Scaling up biomanufacturing through single-use systems

Mark A. Sitcoske, founder & CEO of High Purity New England (HPNE) explains the benefits of using single-use systems to scale up from development to full-scale production in biomanufacturing facilities.

The rapid transition from drug development to full-scale production is crucial for biopharmaceutical manufacturers to realise a return on their R&D costs. Speed to market requires the efficient scaling up of a manufacturing process—whether it occurs in the same facility or moves to a new one. The adoption of single-use systems (SUS), with their flexibility, portability, and ease of use, makes them the obvious cost-effective solution for scaling up. SUS accommodates increased demand, whether this occurs during development or only once full-scale production becomes necessary. Most importantly, incorporating SUS into R&D pilot processes makes it more efficient to scale up to commercial production.

The popularity of single-use bioprocessing solutions continues to grow, with the market in the biopharma industry projected to be worth $26.89 billion by 2025, with a compound annual growth rate of 13.6%. Replacing traditional bioprocessing equipment with continually improving single-use technology and the expansion of single-use manufacturing facilities by contract manufacturing organisations (CMOs) are key contributors to this growth. Demand is also being driven by its spread upstream and downstream into all areas of biopharmaceutical manufacturing, from research and development to fill-finish.

While the shift to SUS has revolutionised bioprocessing and manufacturing facilities, scaling up from discovery and development to full-scale manufacturing can be a challenge for biopharmaceutical manufacturers. Challenges include the need to design and implement a new process for commercial production that may differ from laboratory conditions. Fortunately, innovations in single-use systems equipment and processes, along with vendor partners who can design, engineer, and build a fully customised solution, are helping companies that are looking for solutions.

The following benefits of single-use systems add up to reduced infrastructure costs and more efficient bioprocessing.

Flexibility of single-use systems allows scale-up to commercial production

The flexibility of SUS allows a company to adapt a process so as to produce a new drug in the future. This means that progressing from R&D to full-scale production, or to the manufacture of a different product, can happen in the same facility.

As with traditional stainless-steel equipment, aseptic conditions and containment during production are essential to protect workers and the final product from contamination. However, while stainless steel technology follows industry-wide regulatory standards, the use of SUS equipment, such as bioreactor bags and connectors, does not yet have set regulatory guidance documents to follow. Complicating matters, many single-use manufacturers resist the use of inter-company connectivity, preferring to promote their parts and making it difficult to move to another supplier once a process is in place. This makes it imperative to find a partner that is willing to customise a solution—incorporating equipment from multiple vendors if necessary—that can fit directly into any process and can bridge the gap until a completely bespoke solution is available. Relying on a single vendor capable of providing engineering and design advice will ensure the compatibility of the components of single-use assemblies.
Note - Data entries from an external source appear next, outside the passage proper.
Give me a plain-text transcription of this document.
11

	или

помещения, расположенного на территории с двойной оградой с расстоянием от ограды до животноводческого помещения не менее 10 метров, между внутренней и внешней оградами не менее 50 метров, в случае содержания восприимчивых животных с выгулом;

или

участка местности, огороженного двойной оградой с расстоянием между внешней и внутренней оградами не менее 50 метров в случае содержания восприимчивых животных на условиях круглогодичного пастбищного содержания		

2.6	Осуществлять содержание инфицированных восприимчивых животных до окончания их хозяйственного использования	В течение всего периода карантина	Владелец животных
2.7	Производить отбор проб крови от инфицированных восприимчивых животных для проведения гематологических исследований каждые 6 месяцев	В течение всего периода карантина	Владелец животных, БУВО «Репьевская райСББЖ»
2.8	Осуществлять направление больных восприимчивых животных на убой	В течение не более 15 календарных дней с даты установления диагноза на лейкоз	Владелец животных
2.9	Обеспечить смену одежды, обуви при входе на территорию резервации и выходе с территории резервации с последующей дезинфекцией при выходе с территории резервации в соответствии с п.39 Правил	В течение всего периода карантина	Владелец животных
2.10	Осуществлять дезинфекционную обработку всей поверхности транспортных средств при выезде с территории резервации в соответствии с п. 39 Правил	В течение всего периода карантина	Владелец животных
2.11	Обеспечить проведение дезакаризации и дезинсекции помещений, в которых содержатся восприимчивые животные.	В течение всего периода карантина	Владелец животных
Single-use systems offer scalability to production volumes of 50L, 250L, and 500L as standard sizes, which can be useful to meet the rising demand for cell and gene therapies, like monoclonal antibodies. The ideal single-use mixing system is designed to perform liquid/liquid and powder/liquid mixing with a dispersion plate able to efficiently mix the most challenging buffer, media, and biopharmaceutical ingredients.

Streamlining cleaning validation

The evolution of single-use systems in sterile manufacturing has made them a simpler and cost-effective alternative for cleaning and validation of bioreactors and downstream processing equipment. Prime examples are processes that require many steps, such as chromatography and purification. Unlike traditional bioprocessing, during which each tank needs to be cleaned before reuse, SUS bypasses this requirement, thus reducing downtime and increasing productivity.
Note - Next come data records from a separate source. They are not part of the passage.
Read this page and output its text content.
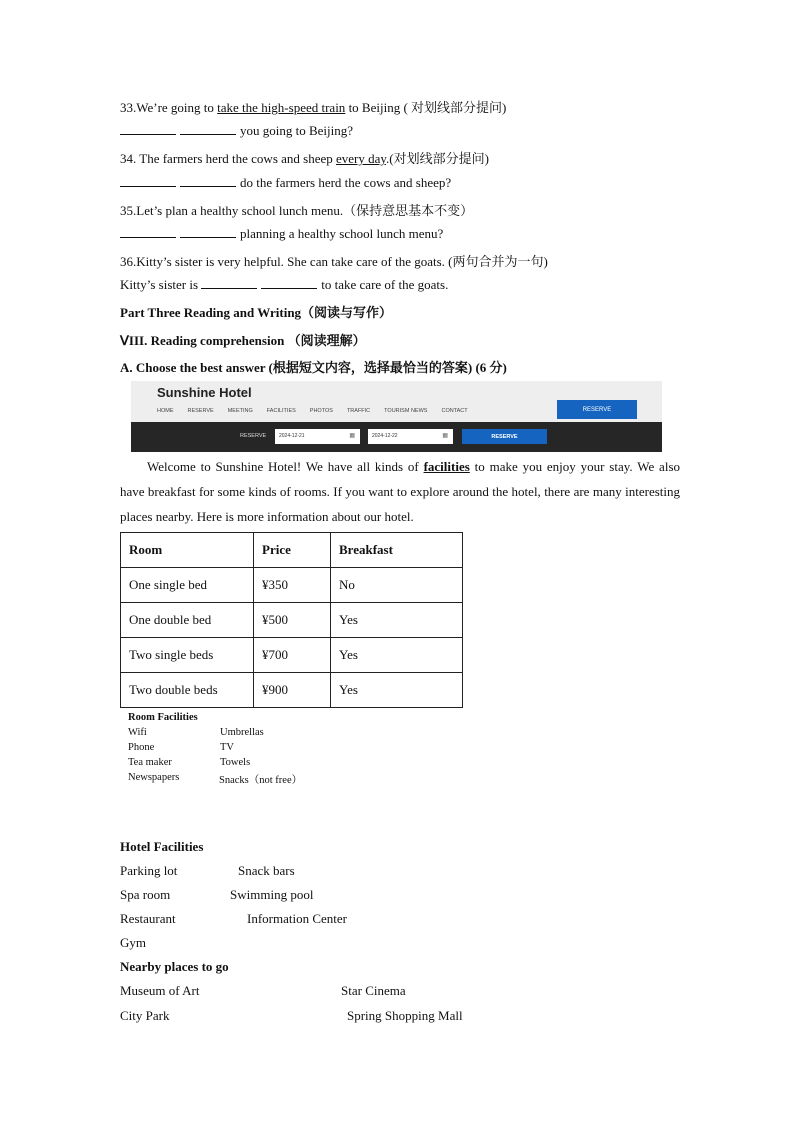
33.We’re going to take the high-speed train to Beijing ( 对划线部分提问)
you going to Beijing?
34. The farmers herd the cows and sheep every day.(对划线部分提问)
do the farmers herd the cows and sheep?
35.Let’s plan a healthy school lunch menu.（保持意思基本不变）
planning a healthy school lunch menu?
36.Kitty’s sister is very helpful. She can take care of the goats. (两句合并为一句)
Kitty’s sister is	to take care of the goats.
Part Three Reading and Writing（阅读与写作）
ⅤIII. Reading comprehension （阅读理解）
A. Choose the best answer (根据短文内容，选择最恰当的答案) (6 分)
Sunshine Hotel
HOME	RESERVE	MEETING	FACILITIES	PHOTOS	TRAFFIC	TOURISM NEWS	CONTACT	RESERVE
RESERVE	2024-12-21	▦	2024-12-22	▦	RESERVE
Welcome to Sunshine Hotel! We have all kinds of facilities to make you enjoy your stay. We also have breakfast for some kinds of rooms. If you want to explore around the hotel, there are many interesting places nearby. Here is more information about our hotel.
Room	Price	Breakfast
One single bed	¥350	No
One double bed	¥500	Yes
Two single beds	¥700	Yes
Two double beds	¥900	Yes
Room Facilities
Wifi	Umbrellas
Phone	TV
Tea maker	Towels
Newspapers	Snacks（not free）
Hotel Facilities
Parking lot	Snack bars
Spa room	Swimming pool
Restaurant	Information Center
Gym
Nearby places to go
Museum of Art	Star Cinema
City Park	Spring Shopping Mall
Lower risk of contamination

Cross-contamination is a problem associated with reusable processing equipment, including bioreactors, piping, valves, and mixers. The individual components of single-use processing are closed operating systems, protecting products within them and leading to a greatly reduced potential of contamination. Because they are disposable, single-use systems also eliminate the kind of cross-contamination that is associated with reusable equipment that must be cleaned and sterilised before re-use.

All leading to reduced infrastructure costs

These benefits—flexibility, no cleaning requirement, lower risk of contamination, and lower cost of disposable products—lead to substantial savings in infrastructure costs for manufacturers. 

Transitioning to single-use systems, or expanding the current use of them, requires partnering with an experienced team that has technical and unit operations expertise—with bioreactors, purification, and chromatography equipment—across all processes from R&D to fill-finish. These specialists provide the knowledge that will customise the scale-up of processes and equipment to maximise efficiency and speed, mitigate risk, and help avoid costly errors.